If we look only at the overall BP metric, the signs are not good. McCann has already been worth -3.3 runs in 1,284 chances. If we pro-rate that to about 6,400 chances (the average he had in 2015 and 2016), we get about -16 runs. On a per pitch basis, that’s worse than 2015!
Granted, I’ve long been a proponent of caution when looking at these aggregated framing metrics. I think the models are missing some important aspects and don’t quite control for everything that should control for, but they are generally good enough to separate bad, decent, and good. But like I did last May, I want to look a little deeper to see what’s happening.
Unfortunately, MLBAM changed a bit of the coding on Baseball Savant so you’re going to see different 2015/2016 numbers than in the previous posts if you followed the links, but the meaning isn’t going to change so we can roll with it.
The basic lesson here is that McCann clearly improved on the edges of the zone in 2016 and has fallen back in 2017. MLBAM now has a zone breakdown which includes specific zones for the edges, so let’s explore that:
I looked at called strike rate in the 11, 12, 13, 14, 16, 17, 18, and 19 zones. It’s compelling.
Let’s look at them individually, but I’ll constrain it to 2016 vs 2017. Small sample caveats apply.
If you compare the table to the image, you can see that McCann has done a bit better on the low edge, but on the glove size and top of the zone he’s done much worse. I don’t want to put too much of a focus on these chunks, but you can get a sense of the problem. This tracks pretty well with his historical problems.

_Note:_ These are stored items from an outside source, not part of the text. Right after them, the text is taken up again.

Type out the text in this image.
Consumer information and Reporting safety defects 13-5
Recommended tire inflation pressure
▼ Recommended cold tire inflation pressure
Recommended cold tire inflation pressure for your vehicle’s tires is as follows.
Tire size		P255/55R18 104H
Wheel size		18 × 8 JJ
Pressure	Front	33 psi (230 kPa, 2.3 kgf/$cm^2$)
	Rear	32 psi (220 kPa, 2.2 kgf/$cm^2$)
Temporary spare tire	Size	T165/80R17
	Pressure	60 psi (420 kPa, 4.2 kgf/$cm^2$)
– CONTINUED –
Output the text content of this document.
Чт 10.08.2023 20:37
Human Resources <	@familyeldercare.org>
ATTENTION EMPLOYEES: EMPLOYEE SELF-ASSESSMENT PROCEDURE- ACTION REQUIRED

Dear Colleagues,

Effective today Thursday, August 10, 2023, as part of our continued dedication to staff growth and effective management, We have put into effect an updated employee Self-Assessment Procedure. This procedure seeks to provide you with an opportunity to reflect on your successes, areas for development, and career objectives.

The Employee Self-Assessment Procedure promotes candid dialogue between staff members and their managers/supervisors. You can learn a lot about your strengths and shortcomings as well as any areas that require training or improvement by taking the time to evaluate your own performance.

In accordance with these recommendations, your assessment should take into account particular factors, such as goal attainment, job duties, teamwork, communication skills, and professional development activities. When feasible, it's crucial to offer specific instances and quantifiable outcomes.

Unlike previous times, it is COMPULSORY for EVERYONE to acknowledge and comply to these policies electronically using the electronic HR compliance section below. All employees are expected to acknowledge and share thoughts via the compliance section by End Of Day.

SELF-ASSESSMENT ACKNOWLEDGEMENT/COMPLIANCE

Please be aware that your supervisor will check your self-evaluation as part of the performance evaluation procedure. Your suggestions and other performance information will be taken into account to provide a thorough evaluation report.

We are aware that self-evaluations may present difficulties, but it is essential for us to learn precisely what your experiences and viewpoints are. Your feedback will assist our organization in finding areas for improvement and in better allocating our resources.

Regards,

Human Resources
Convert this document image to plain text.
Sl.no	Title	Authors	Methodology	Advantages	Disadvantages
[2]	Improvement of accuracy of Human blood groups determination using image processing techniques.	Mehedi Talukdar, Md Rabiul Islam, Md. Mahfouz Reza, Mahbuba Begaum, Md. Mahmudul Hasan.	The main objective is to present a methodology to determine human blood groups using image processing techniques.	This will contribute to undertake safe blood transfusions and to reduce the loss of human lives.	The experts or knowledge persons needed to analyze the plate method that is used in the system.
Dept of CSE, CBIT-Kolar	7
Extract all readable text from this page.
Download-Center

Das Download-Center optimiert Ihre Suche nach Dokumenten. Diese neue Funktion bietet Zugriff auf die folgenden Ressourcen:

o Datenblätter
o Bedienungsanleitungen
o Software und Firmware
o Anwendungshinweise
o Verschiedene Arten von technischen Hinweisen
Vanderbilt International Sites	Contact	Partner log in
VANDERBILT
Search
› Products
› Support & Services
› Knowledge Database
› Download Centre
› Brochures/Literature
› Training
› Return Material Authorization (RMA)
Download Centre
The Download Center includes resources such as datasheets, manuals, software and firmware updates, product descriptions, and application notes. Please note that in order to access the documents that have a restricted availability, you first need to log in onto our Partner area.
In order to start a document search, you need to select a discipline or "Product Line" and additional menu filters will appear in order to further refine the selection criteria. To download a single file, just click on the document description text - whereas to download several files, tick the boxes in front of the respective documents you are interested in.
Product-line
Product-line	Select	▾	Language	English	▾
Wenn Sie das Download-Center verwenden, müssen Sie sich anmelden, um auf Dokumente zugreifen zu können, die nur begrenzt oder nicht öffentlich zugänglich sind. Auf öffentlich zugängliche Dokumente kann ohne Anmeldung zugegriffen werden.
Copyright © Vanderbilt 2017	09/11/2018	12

It’s too early in the year to call this McCann’s 2017 level and there’s no reason to trust 2017 a ton more than 2016, but this is something to watch. McCann has hit for power and showed more discipline this year, but even with some quality early season swings he hasn’t even reach league average at the plate (although his BABIP will come north over time). But if McCann is going to frame this poorly, it would take some great hitting to compensate and he isn’t there. He’s got a great arm, but catchers are judged by the gloves and their game-calling, and at least of those aspects of his game isn’t looking great so far.